Measurement & Instrumentation
We design and implement measurement and control systems to capture and manage experimental processes in real time.
This enables reliable data acquisition, precise control of test conditions, and synchronization of complex experiments.
Measuring What Matters
Experimental testing requires accurate measurement of key physical quantities.
We implement measurement systems for:
- Temperature (surface, air, and system components)
- Pressure and flow-related parameters
- Electrical quantities such as voltage, current, and power
- Derived quantities such as airflow conditions and liquid water content
These measurements form the basis for evaluating system performance under controlled conditions.
Flow & Environmental Measurements
For icing wind tunnel applications, we support:
- Determination of airflow conditions using pressure and temperature measurements
- Traversing measurements for spatially resolved data
- Liquid water content (LWC) measurement using established methods
In addition, we explore advanced approaches for spatially resolved measurements of flow and icing conditions.

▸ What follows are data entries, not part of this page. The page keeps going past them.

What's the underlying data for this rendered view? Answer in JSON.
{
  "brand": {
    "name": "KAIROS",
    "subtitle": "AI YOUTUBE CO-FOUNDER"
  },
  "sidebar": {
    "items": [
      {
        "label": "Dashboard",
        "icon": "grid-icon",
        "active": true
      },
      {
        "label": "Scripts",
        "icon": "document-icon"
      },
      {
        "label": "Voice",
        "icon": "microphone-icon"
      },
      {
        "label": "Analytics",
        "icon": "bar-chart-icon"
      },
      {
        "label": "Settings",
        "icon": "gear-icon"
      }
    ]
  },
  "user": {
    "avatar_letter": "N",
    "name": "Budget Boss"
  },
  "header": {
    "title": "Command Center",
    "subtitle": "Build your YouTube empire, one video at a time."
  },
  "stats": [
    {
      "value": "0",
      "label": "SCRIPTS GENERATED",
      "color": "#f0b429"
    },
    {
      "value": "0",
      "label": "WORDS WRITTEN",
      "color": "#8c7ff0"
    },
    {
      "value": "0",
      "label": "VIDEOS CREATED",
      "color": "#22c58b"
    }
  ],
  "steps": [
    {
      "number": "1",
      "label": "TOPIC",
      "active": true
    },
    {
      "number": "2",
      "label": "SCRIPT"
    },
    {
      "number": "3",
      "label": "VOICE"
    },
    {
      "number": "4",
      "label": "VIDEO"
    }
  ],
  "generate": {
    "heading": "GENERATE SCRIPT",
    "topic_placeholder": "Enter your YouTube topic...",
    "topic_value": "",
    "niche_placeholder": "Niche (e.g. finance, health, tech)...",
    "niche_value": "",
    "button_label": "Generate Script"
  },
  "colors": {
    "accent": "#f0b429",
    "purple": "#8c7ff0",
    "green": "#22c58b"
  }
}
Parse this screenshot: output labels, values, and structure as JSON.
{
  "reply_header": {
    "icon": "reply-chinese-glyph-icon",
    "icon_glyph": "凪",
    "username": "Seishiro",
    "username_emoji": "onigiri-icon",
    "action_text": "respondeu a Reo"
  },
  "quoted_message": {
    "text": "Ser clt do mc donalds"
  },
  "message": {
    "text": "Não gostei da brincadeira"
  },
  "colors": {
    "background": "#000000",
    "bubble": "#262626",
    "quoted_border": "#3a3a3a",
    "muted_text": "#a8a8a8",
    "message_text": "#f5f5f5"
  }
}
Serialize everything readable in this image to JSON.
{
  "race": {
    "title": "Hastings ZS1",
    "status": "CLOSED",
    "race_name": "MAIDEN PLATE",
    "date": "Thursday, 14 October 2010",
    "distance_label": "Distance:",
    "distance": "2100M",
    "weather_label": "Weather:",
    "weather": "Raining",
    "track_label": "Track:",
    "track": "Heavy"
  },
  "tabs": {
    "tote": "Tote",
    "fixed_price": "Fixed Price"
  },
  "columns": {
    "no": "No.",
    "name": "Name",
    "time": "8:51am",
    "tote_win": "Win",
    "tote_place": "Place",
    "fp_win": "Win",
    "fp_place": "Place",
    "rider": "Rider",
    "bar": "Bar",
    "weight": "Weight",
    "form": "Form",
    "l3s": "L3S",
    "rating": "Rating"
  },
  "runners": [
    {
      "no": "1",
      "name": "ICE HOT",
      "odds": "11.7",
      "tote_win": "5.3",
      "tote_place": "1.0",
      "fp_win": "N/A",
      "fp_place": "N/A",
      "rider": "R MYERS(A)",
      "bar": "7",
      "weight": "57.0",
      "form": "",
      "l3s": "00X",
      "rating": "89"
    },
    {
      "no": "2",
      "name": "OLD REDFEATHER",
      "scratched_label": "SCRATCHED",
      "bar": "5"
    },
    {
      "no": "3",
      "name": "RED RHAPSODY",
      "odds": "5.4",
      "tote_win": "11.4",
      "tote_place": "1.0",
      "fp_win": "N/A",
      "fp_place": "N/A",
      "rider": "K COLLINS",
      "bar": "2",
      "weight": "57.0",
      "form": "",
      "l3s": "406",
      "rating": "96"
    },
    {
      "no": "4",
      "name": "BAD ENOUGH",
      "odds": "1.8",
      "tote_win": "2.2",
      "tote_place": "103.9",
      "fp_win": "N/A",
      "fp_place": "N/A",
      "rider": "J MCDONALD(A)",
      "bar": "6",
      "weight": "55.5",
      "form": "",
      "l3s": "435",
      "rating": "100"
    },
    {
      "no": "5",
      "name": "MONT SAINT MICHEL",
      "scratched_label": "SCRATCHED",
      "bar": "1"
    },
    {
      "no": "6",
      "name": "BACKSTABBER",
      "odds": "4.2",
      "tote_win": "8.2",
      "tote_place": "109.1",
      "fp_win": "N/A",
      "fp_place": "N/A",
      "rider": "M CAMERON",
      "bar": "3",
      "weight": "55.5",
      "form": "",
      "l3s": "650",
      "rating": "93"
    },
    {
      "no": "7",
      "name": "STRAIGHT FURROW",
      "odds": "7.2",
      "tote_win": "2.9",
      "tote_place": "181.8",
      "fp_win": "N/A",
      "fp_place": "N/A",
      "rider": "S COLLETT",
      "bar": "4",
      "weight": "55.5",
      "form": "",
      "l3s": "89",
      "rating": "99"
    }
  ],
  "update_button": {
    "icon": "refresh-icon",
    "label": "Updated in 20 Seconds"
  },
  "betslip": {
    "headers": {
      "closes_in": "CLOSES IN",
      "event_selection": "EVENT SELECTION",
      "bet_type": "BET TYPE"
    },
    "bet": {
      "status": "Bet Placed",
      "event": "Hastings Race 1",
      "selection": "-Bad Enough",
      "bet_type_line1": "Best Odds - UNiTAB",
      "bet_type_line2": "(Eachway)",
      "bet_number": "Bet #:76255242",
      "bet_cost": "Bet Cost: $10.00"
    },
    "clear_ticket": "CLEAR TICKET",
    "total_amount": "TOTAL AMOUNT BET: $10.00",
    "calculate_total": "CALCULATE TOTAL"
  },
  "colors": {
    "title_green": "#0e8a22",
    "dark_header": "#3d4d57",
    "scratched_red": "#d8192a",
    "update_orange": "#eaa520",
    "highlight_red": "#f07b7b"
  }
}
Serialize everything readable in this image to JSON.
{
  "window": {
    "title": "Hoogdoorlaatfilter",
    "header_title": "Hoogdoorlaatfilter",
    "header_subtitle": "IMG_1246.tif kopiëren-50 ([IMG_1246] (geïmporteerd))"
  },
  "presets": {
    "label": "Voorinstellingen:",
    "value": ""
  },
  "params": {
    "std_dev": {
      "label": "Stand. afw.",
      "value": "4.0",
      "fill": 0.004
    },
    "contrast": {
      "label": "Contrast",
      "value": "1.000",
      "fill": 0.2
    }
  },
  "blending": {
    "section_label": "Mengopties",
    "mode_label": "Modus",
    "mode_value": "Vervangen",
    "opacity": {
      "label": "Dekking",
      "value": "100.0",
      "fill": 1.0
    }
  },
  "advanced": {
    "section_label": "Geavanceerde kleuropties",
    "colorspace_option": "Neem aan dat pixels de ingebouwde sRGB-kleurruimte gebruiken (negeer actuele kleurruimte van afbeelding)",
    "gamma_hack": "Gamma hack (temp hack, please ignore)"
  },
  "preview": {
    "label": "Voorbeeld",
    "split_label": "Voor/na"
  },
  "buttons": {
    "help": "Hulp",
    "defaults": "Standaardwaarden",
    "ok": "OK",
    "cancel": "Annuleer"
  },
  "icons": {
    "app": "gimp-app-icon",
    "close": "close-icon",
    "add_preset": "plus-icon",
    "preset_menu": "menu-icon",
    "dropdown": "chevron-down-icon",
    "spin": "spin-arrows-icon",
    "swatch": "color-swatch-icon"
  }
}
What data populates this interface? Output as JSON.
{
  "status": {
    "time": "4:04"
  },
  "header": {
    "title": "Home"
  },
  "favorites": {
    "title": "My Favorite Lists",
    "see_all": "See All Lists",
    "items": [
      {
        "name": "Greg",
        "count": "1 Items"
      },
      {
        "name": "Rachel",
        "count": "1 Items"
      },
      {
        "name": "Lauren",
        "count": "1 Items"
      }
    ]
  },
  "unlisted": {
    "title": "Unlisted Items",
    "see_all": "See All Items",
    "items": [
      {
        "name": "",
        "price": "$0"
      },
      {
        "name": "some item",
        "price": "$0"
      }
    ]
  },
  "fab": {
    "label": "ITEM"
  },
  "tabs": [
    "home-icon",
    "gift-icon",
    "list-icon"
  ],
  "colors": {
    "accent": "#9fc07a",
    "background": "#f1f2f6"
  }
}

Optical Measurement Techniques
We use camera-based methods to capture and quantify physical phenomena.
This includes:
- High-speed imaging of impacts, icing, and fluid behavior
- Optical analysis of droplet formation and particle interactions
- Visualization of flow fields (e.g. shadowgraphy or particle-based methods)
These techniques enable both qualitative observation and quantitative analysis.
Control Systems & Actuation
We develop control systems to actively manage experimental conditions.
This includes:
- Multi-channel control of heating systems
- Regulation of power input and operating conditions
- Integration of actuators such as valves, relays, and switching systems
Precise control is essential for reproducible and meaningful experiments.
Data Acquisition & Synchronization
Measurement systems are integrated into synchronized data acquisition frameworks.
This enables:
- Recording of multiple signals simultaneously
- Synchronization with high-speed imaging systems
- Triggered measurements aligned with physical events
Examples include synchronization of imaging systems with rotating components or transient processes.
Flexible System Integration
We combine different technologies to build tailored measurement systems.
This includes:
- Integration of sensors into custom test setups
- Use of modular data acquisition systems
- Implementation of embedded solutions for compact or specialized applications
This flexibility allows adaptation to a wide range of experimental requirements.
Enabling Reliable Experiments
Measurement and instrumentation enable:
- Accurate characterization of system behavior
- Reproducible test conditions
- Direct correlation between input parameters and results
These capabilities are essential for both research and application-driven development.
Typical Use Cases
- Monitoring of thermal and flow conditions
- Control of ice protection systems during testing
- Synchronization of high-speed imaging with experiments
- Acquisition of multi-parameter datasets
Frequently Asked Questions
What types of measurements can be performed?
Thermal, mechanical, electrical, and flow-related quantities depending on the test setup.
Can measurement systems be customized?
Yes, measurement and control systems are adapted to each experimental requirement.
Is synchronization with other systems possible?
Yes, measurement systems can be synchronized with high-speed cameras and other instruments.
Are measurements performed in real time?
Yes, data acquisition and control are typically performed in real time during experiments.